On Thu, 21 Jan 2016, Emilio LÃpez wrote:
From: Reilly Grant <reillyg@xxxxxxxxxxxx>
The new USBDEVFS_DROP_PRIVILEGES ioctl allows a process to voluntarily
relinquish the ability to issue other ioctls that may interfere with
other processes and drivers that have claimed an interface on the
device.
Signed-off-by: Reilly Grant <reillyg@xxxxxxxxxxxx>
Signed-off-by: Emilio LÃpez <emilio.lopez@xxxxxxxxxxxxxxx>
static int proc_resetdevice(struct usb_dev_state *ps)
{
+ struct usb_host_config *actconfig = ps->dev->actconfig;
+ struct usb_interface *interface;
+ int i, number;
+
+ /* Don't touch the device if any interfaces are claimed. It
+ * could interfere with other drivers' operations and this
+ * process has dropped its privileges to do such things.
+ */
This comment should be rephrased. It should say something like:
"Don't allow if the process has dropped its privilege to do such
things and any of the interfaces are claimed."
You also might consider allowing the reset if the interfaces are
claimed only by the current process (or more precisely, by ps).

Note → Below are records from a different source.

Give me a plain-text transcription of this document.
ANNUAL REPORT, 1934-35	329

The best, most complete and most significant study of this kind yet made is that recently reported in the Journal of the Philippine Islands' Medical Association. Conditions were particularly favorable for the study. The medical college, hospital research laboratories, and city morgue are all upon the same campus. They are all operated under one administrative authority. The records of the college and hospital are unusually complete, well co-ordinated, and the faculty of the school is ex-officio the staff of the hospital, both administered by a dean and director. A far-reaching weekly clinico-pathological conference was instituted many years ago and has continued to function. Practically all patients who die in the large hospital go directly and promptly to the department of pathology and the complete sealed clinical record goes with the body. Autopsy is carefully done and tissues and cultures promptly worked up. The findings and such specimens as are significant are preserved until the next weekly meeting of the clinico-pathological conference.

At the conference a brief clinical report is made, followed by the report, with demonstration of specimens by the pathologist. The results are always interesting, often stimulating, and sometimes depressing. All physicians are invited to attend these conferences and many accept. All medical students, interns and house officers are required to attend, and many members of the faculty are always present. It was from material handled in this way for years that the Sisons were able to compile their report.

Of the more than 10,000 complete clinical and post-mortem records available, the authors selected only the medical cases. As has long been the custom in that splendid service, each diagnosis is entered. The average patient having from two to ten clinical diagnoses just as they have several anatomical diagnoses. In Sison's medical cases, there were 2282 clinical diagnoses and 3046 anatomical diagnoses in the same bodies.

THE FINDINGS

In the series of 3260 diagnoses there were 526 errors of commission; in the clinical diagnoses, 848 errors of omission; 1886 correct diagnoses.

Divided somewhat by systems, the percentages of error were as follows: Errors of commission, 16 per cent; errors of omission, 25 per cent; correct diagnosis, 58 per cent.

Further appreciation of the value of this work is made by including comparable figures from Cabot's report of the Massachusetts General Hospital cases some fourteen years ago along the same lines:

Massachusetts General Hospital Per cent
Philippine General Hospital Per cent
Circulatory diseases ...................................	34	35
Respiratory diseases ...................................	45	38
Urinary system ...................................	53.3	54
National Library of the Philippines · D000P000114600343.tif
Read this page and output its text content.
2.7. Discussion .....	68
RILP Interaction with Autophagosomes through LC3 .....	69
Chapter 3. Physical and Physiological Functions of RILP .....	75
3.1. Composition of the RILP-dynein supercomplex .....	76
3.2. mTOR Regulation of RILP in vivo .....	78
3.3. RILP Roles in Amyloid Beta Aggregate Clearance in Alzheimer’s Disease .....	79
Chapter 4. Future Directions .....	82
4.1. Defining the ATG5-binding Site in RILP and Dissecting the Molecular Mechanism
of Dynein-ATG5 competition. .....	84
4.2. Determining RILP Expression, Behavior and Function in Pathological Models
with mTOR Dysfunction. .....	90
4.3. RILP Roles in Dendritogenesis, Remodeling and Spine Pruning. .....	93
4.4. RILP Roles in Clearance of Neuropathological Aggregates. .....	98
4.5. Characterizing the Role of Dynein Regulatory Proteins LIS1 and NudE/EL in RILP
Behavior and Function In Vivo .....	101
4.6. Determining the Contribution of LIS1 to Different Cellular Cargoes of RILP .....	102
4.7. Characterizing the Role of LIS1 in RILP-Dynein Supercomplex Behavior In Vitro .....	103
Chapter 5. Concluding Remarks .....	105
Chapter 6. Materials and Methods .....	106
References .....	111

+static int proc_drop_privileges(struct usb_dev_state *ps, void __user *arg)
+{
+ struct usbdevfs_drop_privs data;
+
+ if (copy_from_user(&data, arg, sizeof(data)))
+ return -EFAULT;
+
+ /* This is a one way operation. Once privileges were dropped,
+ * you cannot do it again (Otherwise unprivileged processes
+ * would be able to change their allowed interfaces mask)
+ */
If you're going to keep a mask of claimable interfaces then there's no
reason this has to be a one-time operation. Processes should always be
allowed to shrink the mask, just not to grow it.